Ann Arbor a possible model for medical marijuana

October 20, 2004

, Detroit Free Press

Ann Arbor voters will decide, via a proposed charter amendment, whether to stop prosecuting marijuana users if they have a medical recommendation for it.

As with the proposal that passed in Detroit in August, this ballot measure resulted from a petition drive. It affects only city rules; marijuana charges can still be brought under state and federal law. City officials seem uncertain how they'll proceed if the proposal passes.

As a charter amendment, the Ann Arbor proposal has advantages over Detroit's detailed code change, which this newspaper opposed because of its sloppy construction. The proposed Ann Arbor language gives the city leeway to make reasoned judgments on who is qualified to recommend marijuana and what form that 'recommendation' takes. The charter language also protects sale of marijuana, giving it away or growing it in such cases.

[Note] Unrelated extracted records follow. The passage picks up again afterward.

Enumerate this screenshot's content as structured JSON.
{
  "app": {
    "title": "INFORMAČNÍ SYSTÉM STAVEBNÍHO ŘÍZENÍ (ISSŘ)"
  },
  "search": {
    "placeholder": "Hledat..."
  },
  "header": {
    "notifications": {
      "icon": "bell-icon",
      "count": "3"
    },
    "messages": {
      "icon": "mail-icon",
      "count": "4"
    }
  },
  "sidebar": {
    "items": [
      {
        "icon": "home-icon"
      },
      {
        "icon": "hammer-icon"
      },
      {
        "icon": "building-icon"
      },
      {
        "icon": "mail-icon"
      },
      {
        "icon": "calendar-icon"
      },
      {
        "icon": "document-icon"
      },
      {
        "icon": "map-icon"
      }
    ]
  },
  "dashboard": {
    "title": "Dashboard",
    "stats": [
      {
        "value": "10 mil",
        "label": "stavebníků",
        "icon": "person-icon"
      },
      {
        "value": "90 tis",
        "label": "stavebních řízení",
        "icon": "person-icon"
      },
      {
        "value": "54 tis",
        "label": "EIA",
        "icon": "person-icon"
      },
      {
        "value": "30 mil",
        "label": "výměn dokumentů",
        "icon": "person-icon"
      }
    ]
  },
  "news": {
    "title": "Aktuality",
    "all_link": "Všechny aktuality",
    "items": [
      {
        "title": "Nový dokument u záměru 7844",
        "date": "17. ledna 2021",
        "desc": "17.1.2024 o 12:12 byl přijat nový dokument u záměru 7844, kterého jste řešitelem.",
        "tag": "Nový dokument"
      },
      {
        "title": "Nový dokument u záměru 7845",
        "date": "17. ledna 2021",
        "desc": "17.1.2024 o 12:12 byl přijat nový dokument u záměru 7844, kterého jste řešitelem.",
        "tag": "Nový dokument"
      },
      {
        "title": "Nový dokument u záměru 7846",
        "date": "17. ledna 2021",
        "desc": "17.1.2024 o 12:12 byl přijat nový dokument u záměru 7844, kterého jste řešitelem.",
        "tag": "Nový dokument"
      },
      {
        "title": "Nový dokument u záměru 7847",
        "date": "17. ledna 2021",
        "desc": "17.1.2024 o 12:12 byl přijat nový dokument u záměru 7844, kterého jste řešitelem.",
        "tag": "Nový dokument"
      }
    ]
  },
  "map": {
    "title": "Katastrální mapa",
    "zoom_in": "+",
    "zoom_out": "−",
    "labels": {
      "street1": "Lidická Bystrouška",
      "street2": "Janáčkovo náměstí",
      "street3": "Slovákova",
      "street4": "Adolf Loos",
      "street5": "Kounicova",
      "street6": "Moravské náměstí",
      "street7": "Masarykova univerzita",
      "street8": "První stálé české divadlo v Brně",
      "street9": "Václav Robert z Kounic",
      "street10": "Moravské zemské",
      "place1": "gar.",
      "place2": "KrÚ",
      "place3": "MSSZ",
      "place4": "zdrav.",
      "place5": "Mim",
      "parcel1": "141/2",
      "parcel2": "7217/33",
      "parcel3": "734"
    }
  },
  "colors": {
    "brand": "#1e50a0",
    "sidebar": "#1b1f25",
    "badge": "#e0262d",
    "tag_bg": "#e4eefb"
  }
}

If there is a way to do this well in Michigan, the confluence of medical and legal professionals, along with other interested folks in Ann Arbor, should be able to accomplish it within this framework -- and perhaps provide a model for other cities, or eventual statewide implementation. At least nine states already allow medical use of marijuana, and Montana will vote on it Nov. 2.

The U.S. Supreme Court will hear arguments Nov. 29 in a California case, to determine whether federal authority overrides state law on medical marijuana. The court's decision will affect how states proceed more than any local action can.

But in the meantime, Ann Arbor voters should say YES to Proposal C, to allow medical marijuana use. Marijuana seems to give invaluable relief for people suffering from some types of pain and nausea, filling a gap that modern medicine still can't always address. They shouldn't have to fear being branded as criminals.